Saturday, September 13, 2003

There's really a lot going on at the WTO talks (rich nations vs. poor ones, the US vs. everyone, India-China-Brazil vs. the North) that the narrative of corporate globalizers vs. the world doesn't capture well.
This is the second time in about ten days that the Times has mysteriously revised their headline on their website to something more pessimistic regarding the US effort to strongarm the UN security council into okaying its occupation of Iraq.

Friday, September 12, 2003

Boycott the RIAA. Seriously. Although tearing down the copyright wall is a long and slow effort, the lawsuits aimed at kids are just too twisted to stand by and watch. Buy used cds, get the music off artist's websites, download it, but lets stop feeding the parasites.
Although you have to read it closely, this New York Times article appears to be saying that the Pentagon is showing The Battle of Algiers to its people to initiate a debate about the validity of using torture in Iraq. On the other hand, the Times has previously reported that many of the tactics the US admits to using in Guatanomo, Afghanistan, etc come awfully close to legal definitions of torture.

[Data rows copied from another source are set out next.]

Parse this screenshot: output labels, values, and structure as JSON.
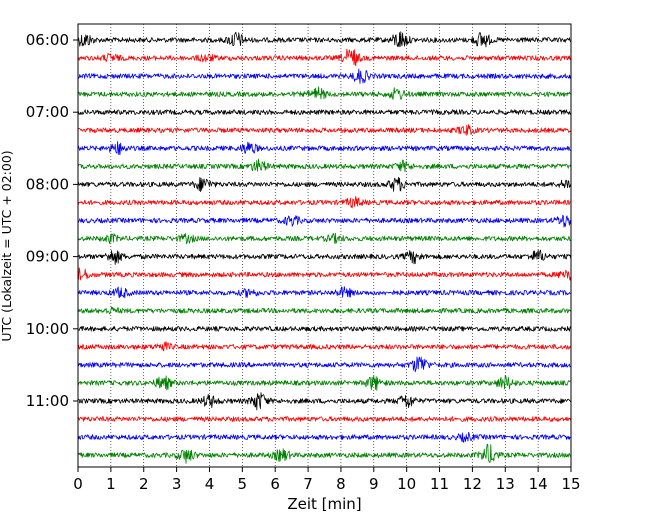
{
  "chart_data": {
    "type": "line",
    "title": "",
    "xlabel": "Zeit  [min]",
    "ylabel": "UTC (Lokalzeit = UTC + 02:00)",
    "xlim": [
      0,
      15
    ],
    "x_ticks": [
      0,
      1,
      2,
      3,
      4,
      5,
      6,
      7,
      8,
      9,
      10,
      11,
      12,
      13,
      14,
      15
    ],
    "x_tick_labels": [
      "0",
      "1",
      "2",
      "3",
      "4",
      "5",
      "6",
      "7",
      "8",
      "9",
      "10",
      "11",
      "12",
      "13",
      "14",
      "15"
    ],
    "y_tick_labels": [
      "06:00",
      "07:00",
      "08:00",
      "09:00",
      "10:00",
      "11:00"
    ],
    "y_tick_rows": [
      0,
      4,
      8,
      12,
      16,
      20
    ],
    "vertical_grid": "dotted",
    "color_cycle": [
      "#000000",
      "#ff0000",
      "#0000ff",
      "#008000"
    ],
    "series": [
      {
        "start": "06:00",
        "color": "#000000",
        "events": [
          {
            "x": 0.2,
            "amp": 6
          },
          {
            "x": 4.8,
            "amp": 7
          },
          {
            "x": 9.8,
            "amp": 8
          },
          {
            "x": 12.3,
            "amp": 7
          }
        ]
      },
      {
        "start": "06:15",
        "color": "#ff0000",
        "events": [
          {
            "x": 1.0,
            "amp": 3
          },
          {
            "x": 3.9,
            "amp": 3
          },
          {
            "x": 8.3,
            "amp": 9
          }
        ]
      },
      {
        "start": "06:30",
        "color": "#0000ff",
        "events": [
          {
            "x": 8.6,
            "amp": 6
          }
        ]
      },
      {
        "start": "06:45",
        "color": "#008000",
        "events": [
          {
            "x": 7.3,
            "amp": 5
          },
          {
            "x": 9.7,
            "amp": 5
          }
        ]
      },
      {
        "start": "07:00",
        "color": "#000000",
        "events": []
      },
      {
        "start": "07:15",
        "color": "#ff0000",
        "events": [
          {
            "x": 11.8,
            "amp": 4
          }
        ]
      },
      {
        "start": "07:30",
        "color": "#0000ff",
        "events": [
          {
            "x": 1.2,
            "amp": 5
          },
          {
            "x": 5.2,
            "amp": 5
          }
        ]
      },
      {
        "start": "07:45",
        "color": "#008000",
        "events": [
          {
            "x": 5.5,
            "amp": 5
          },
          {
            "x": 9.9,
            "amp": 4
          }
        ]
      },
      {
        "start": "08:00",
        "color": "#000000",
        "events": [
          {
            "x": 3.8,
            "amp": 6
          },
          {
            "x": 9.7,
            "amp": 6
          },
          {
            "x": 14.9,
            "amp": 4
          }
        ]
      },
      {
        "start": "08:15",
        "color": "#ff0000",
        "events": [
          {
            "x": 8.4,
            "amp": 4
          }
        ]
      },
      {
        "start": "08:30",
        "color": "#0000ff",
        "events": [
          {
            "x": 6.5,
            "amp": 4
          },
          {
            "x": 14.8,
            "amp": 5
          }
        ]
      },
      {
        "start": "08:45",
        "color": "#008000",
        "events": [
          {
            "x": 1.0,
            "amp": 3
          },
          {
            "x": 3.3,
            "amp": 3
          },
          {
            "x": 7.8,
            "amp": 3
          }
        ]
      },
      {
        "start": "09:00",
        "color": "#000000",
        "events": [
          {
            "x": 1.1,
            "amp": 6
          },
          {
            "x": 10.2,
            "amp": 5
          },
          {
            "x": 14.0,
            "amp": 5
          }
        ]
      },
      {
        "start": "09:15",
        "color": "#ff0000",
        "events": [
          {
            "x": 0.1,
            "amp": 5
          },
          {
            "x": 14.9,
            "amp": 5
          }
        ]
      },
      {
        "start": "09:30",
        "color": "#0000ff",
        "events": [
          {
            "x": 1.3,
            "amp": 4
          },
          {
            "x": 5.2,
            "amp": 3
          },
          {
            "x": 8.1,
            "amp": 4
          }
        ]
      },
      {
        "start": "09:45",
        "color": "#008000",
        "events": [
          {
            "x": 1.0,
            "amp": 2
          }
        ]
      },
      {
        "start": "10:00",
        "color": "#000000",
        "events": []
      },
      {
        "start": "10:15",
        "color": "#ff0000",
        "events": [
          {
            "x": 2.6,
            "amp": 3
          }
        ]
      },
      {
        "start": "10:30",
        "color": "#0000ff",
        "events": [
          {
            "x": 10.4,
            "amp": 8
          }
        ]
      },
      {
        "start": "10:45",
        "color": "#008000",
        "events": [
          {
            "x": 2.6,
            "amp": 6
          },
          {
            "x": 9.0,
            "amp": 6
          },
          {
            "x": 13.0,
            "amp": 6
          }
        ]
      },
      {
        "start": "11:00",
        "color": "#000000",
        "events": [
          {
            "x": 4.0,
            "amp": 5
          },
          {
            "x": 5.5,
            "amp": 8
          },
          {
            "x": 10.0,
            "amp": 6
          }
        ]
      },
      {
        "start": "11:15",
        "color": "#ff0000",
        "events": []
      },
      {
        "start": "11:30",
        "color": "#0000ff",
        "events": [
          {
            "x": 11.8,
            "amp": 3
          }
        ]
      },
      {
        "start": "11:45",
        "color": "#008000",
        "events": [
          {
            "x": 3.3,
            "amp": 6
          },
          {
            "x": 6.2,
            "amp": 5
          },
          {
            "x": 12.5,
            "amp": 9
          }
        ]
      }
    ]
  }
}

Wednesday, September 10, 2003

Is the anti-war movement regaining its footing?

Sunday, September 07, 2003

The quixotic battle to maintain the copyright regime in the context of the internet grows ever sillier--now file sharing is pinned to the always popular child pornography threat:

"As a guy in the record industry and as a parent, I am shocked that these services are being used to lure children to stuff that is really ugly," said Andrew Lack, the chief executive of Sony Music Entertainment.

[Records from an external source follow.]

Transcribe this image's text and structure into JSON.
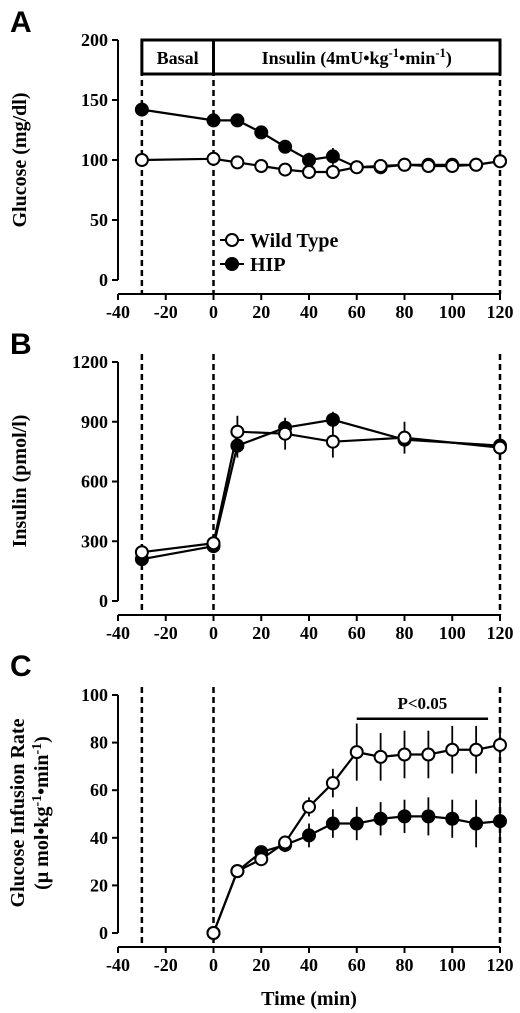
{
  "chart_data": [
    {
      "panel_letter": "A",
      "type": "line",
      "ylabel": "Glucose (mg/dl)",
      "xlim": [
        -40,
        120
      ],
      "ylim": [
        0,
        200
      ],
      "xticks": [
        -40,
        -20,
        0,
        20,
        40,
        60,
        80,
        100,
        120
      ],
      "yticks": [
        0,
        50,
        100,
        150,
        200
      ],
      "x_tick_labels": [
        "-40",
        "-20",
        "0",
        "20",
        "40",
        "60",
        "80",
        "100",
        "120"
      ],
      "y_tick_labels": [
        "0",
        "50",
        "100",
        "150",
        "200"
      ],
      "reference_lines_x": [
        -30,
        0,
        120
      ],
      "banner": {
        "basal": "Basal",
        "insulin": "Insulin (4mU•kg-1•min-1)"
      },
      "legend": {
        "placement": "center",
        "entries": [
          "Wild Type",
          "HIP"
        ]
      },
      "series": [
        {
          "name": "Wild Type",
          "marker": "open-circle",
          "x": [
            -30,
            0,
            10,
            20,
            30,
            40,
            50,
            60,
            70,
            80,
            90,
            100,
            110,
            120
          ],
          "y": [
            100,
            101,
            98,
            95,
            92,
            90,
            90,
            94,
            95,
            96,
            95,
            95,
            96,
            99
          ]
        },
        {
          "name": "HIP",
          "marker": "filled-circle",
          "x": [
            -30,
            0,
            10,
            20,
            30,
            40,
            50,
            60,
            70,
            80,
            90,
            100,
            110,
            120
          ],
          "y": [
            142,
            133,
            133,
            123,
            111,
            100,
            103,
            94,
            94,
            96,
            96,
            96,
            96,
            99
          ],
          "error": [
            5,
            5,
            5,
            5,
            3,
            6,
            7,
            2,
            3,
            3,
            3,
            3,
            3,
            3
          ]
        }
      ]
    },
    {
      "panel_letter": "B",
      "type": "line",
      "ylabel": "Insulin (pmol/l)",
      "xlim": [
        -40,
        120
      ],
      "ylim": [
        0,
        1200
      ],
      "xticks": [
        -40,
        -20,
        0,
        20,
        40,
        60,
        80,
        100,
        120
      ],
      "yticks": [
        0,
        300,
        600,
        900,
        1200
      ],
      "x_tick_labels": [
        "-40",
        "-20",
        "0",
        "20",
        "40",
        "60",
        "80",
        "100",
        "120"
      ],
      "y_tick_labels": [
        "0",
        "300",
        "600",
        "900",
        "1200"
      ],
      "reference_lines_x": [
        -30,
        0,
        120
      ],
      "series": [
        {
          "name": "Wild Type",
          "marker": "open-circle",
          "x": [
            -30,
            0,
            10,
            30,
            50,
            80,
            120
          ],
          "y": [
            245,
            290,
            850,
            840,
            800,
            820,
            770
          ],
          "error": [
            30,
            30,
            80,
            80,
            80,
            80,
            40
          ]
        },
        {
          "name": "HIP",
          "marker": "filled-circle",
          "x": [
            -30,
            0,
            10,
            30,
            50,
            80,
            120
          ],
          "y": [
            210,
            275,
            780,
            870,
            910,
            810,
            780
          ],
          "error": [
            30,
            25,
            60,
            30,
            40,
            40,
            30
          ]
        }
      ]
    },
    {
      "panel_letter": "C",
      "type": "line",
      "ylabel_line1": "Glucose Infusion Rate",
      "ylabel_line2": "(μ mol•kg-1•min-1)",
      "xlabel": "Time (min)",
      "xlim": [
        -40,
        120
      ],
      "ylim": [
        0,
        100
      ],
      "xticks": [
        -40,
        -20,
        0,
        20,
        40,
        60,
        80,
        100,
        120
      ],
      "yticks": [
        0,
        20,
        40,
        60,
        80,
        100
      ],
      "x_tick_labels": [
        "-40",
        "-20",
        "0",
        "20",
        "40",
        "60",
        "80",
        "100",
        "120"
      ],
      "y_tick_labels": [
        "0",
        "20",
        "40",
        "60",
        "80",
        "100"
      ],
      "reference_lines_x": [
        -30,
        0,
        120
      ],
      "annotation": {
        "text": "P<0.05",
        "x_from": 60,
        "x_to": 115,
        "y": 90
      },
      "series": [
        {
          "name": "Wild Type",
          "marker": "open-circle",
          "x": [
            0,
            10,
            20,
            30,
            40,
            50,
            60,
            70,
            80,
            90,
            100,
            110,
            120
          ],
          "y": [
            0,
            26,
            31,
            38,
            53,
            63,
            76,
            74,
            75,
            75,
            77,
            77,
            79
          ],
          "error": [
            1,
            2,
            2,
            3,
            4,
            6,
            12,
            10,
            10,
            10,
            10,
            10,
            6
          ]
        },
        {
          "name": "HIP",
          "marker": "filled-circle",
          "x": [
            0,
            10,
            20,
            30,
            40,
            50,
            60,
            70,
            80,
            90,
            100,
            110,
            120
          ],
          "y": [
            0,
            26,
            34,
            37,
            41,
            46,
            46,
            48,
            49,
            49,
            48,
            46,
            47
          ],
          "error": [
            1,
            2,
            2,
            3,
            5,
            6,
            7,
            7,
            7,
            8,
            8,
            10,
            8
          ]
        }
      ]
    }
  ]
}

Others ask whether raising this issue is more than a little cynical from an industry that heavily promotes music with sexual and violent themes.

full story.

Saturday, September 06, 2003

US regime change in Palestine gets un-changed. Which is next: Iraq or Afghanistan? By the way, notice the burial in this article of yet another Israel use of a bomb that wounds children to assassinate someone they don't like--which, by the way, is totally illegal under international law and might qualify as 'terrorism' in many places.
Howard French's Why Japan Sucks series seems to have been followed by Richard Bernstein's Why Europe Sucks at the Times.

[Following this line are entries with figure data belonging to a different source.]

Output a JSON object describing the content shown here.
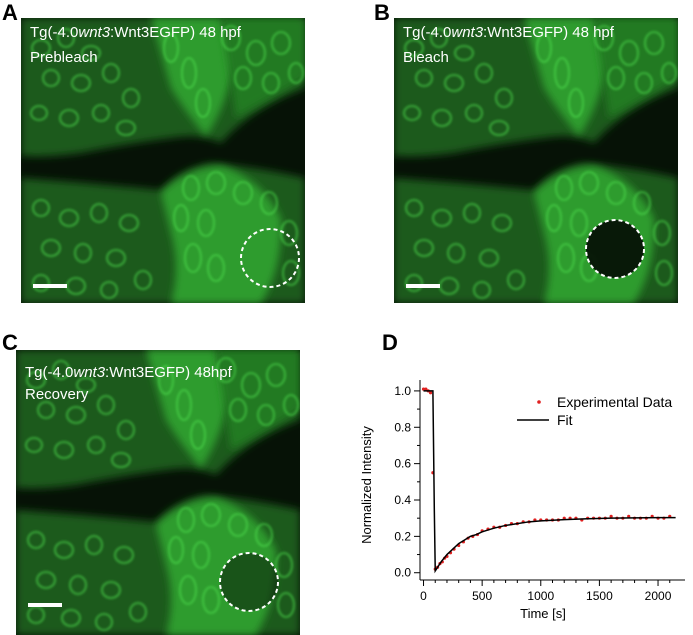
{
  "panels": [
    {
      "letter": "A",
      "genotype_prefix": "Tg(-4.0",
      "genotype_gene": "wnt3",
      "genotype_suffix": ":Wnt3EGFP) 48 hpf",
      "stage": "Prebleach",
      "roi": "intact"
    },
    {
      "letter": "B",
      "genotype_prefix": "Tg(-4.0",
      "genotype_gene": "wnt3",
      "genotype_suffix": ":Wnt3EGFP) 48 hpf",
      "stage": "Bleach",
      "roi": "bleached"
    },
    {
      "letter": "C",
      "genotype_prefix": "Tg(-4.0",
      "genotype_gene": "wnt3",
      "genotype_suffix": ":Wnt3EGFP) 48hpf",
      "stage": "Recovery",
      "roi": "recovering"
    }
  ],
  "colors": {
    "fluorescence": "#38c838",
    "background": "#061206",
    "data_points": "#e02020",
    "fit": "#000000"
  },
  "chart_data": {
    "panel_letter": "D",
    "type": "scatter",
    "xlabel": "Time [s]",
    "ylabel": "Normalized Intensity",
    "xlim": [
      -30,
      2230
    ],
    "ylim": [
      -0.04,
      1.06
    ],
    "xticks": [
      0,
      500,
      1000,
      1500,
      2000
    ],
    "yticks": [
      0.0,
      0.2,
      0.4,
      0.6,
      0.8,
      1.0
    ],
    "xtick_labels": [
      "0",
      "500",
      "1000",
      "1500",
      "2000"
    ],
    "ytick_labels": [
      "0.0",
      "0.2",
      "0.4",
      "0.6",
      "0.8",
      "1.0"
    ],
    "legend": {
      "placement": "top-right",
      "entries": [
        "Experimental Data",
        "Fit"
      ]
    },
    "series": [
      {
        "name": "Experimental Data",
        "marker": "dot",
        "x": [
          0,
          20,
          40,
          60,
          80,
          100,
          120,
          140,
          160,
          180,
          200,
          230,
          260,
          300,
          340,
          380,
          420,
          460,
          500,
          550,
          600,
          650,
          700,
          750,
          800,
          850,
          900,
          950,
          1000,
          1050,
          1100,
          1150,
          1200,
          1250,
          1300,
          1350,
          1400,
          1450,
          1500,
          1550,
          1600,
          1650,
          1700,
          1750,
          1800,
          1850,
          1900,
          1950,
          2000,
          2050,
          2100
        ],
        "y": [
          1.01,
          1.01,
          1.0,
          0.99,
          0.55,
          0.02,
          0.03,
          0.05,
          0.06,
          0.08,
          0.09,
          0.11,
          0.13,
          0.15,
          0.17,
          0.19,
          0.2,
          0.21,
          0.23,
          0.24,
          0.25,
          0.25,
          0.26,
          0.27,
          0.27,
          0.28,
          0.28,
          0.29,
          0.29,
          0.29,
          0.29,
          0.29,
          0.3,
          0.3,
          0.3,
          0.29,
          0.3,
          0.3,
          0.3,
          0.3,
          0.31,
          0.3,
          0.3,
          0.31,
          0.3,
          0.3,
          0.3,
          0.31,
          0.3,
          0.3,
          0.31
        ]
      },
      {
        "name": "Fit",
        "marker": "line",
        "x": [
          0,
          80,
          92,
          100,
          120,
          150,
          200,
          250,
          300,
          350,
          400,
          450,
          500,
          600,
          700,
          800,
          900,
          1000,
          1200,
          1400,
          1600,
          1800,
          2000,
          2150
        ],
        "y": [
          1.0,
          1.0,
          0.35,
          0.01,
          0.03,
          0.06,
          0.1,
          0.13,
          0.16,
          0.18,
          0.2,
          0.21,
          0.225,
          0.245,
          0.26,
          0.27,
          0.28,
          0.285,
          0.292,
          0.297,
          0.3,
          0.302,
          0.303,
          0.303
        ]
      }
    ]
  }
}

Thursday, September 04, 2003

France and Germany did the right thing by rejecting the US' resolution to the UN to approve of US domination of Iraq while opening the way for more countries to send troops. Let the US stew in the mess it has made if it wants so badly to control Iraq.
I found this editorial by Adam Cohen in the New York Times interesting not so much because of its trashing of the Melville classic (and anti-work icon) Bartleby the Scrivener but because of this description of the Iraq dilemma: "The mess in Iraq presents two seemingly unacceptable possibilities: staying and having our soldiers killed daily, or leaving and ushering in chaos." No mention at all of the option of turning control of the situation over to the UN, and thereby creating conditions in which other countries would send troops. Ironically, this is the option the New York Times editorial board endorsed a couple of weeks ago. That they printed Cohen's comments as an editorial gives you some sense of the depth of seriousness with which they floated that idea.

Tuesday, September 02, 2003

Standardized tests, 'flawed' or no, have no meaningful relationship to learning.
In the mainstream media, it is all the rage to complain about the out-of-control peer consumer culture of teen girls, but it is still unimaginable to consider that perhaps thrusting children into hordes of same-age peers eager to judge is a less than ideal way to 'educate' them.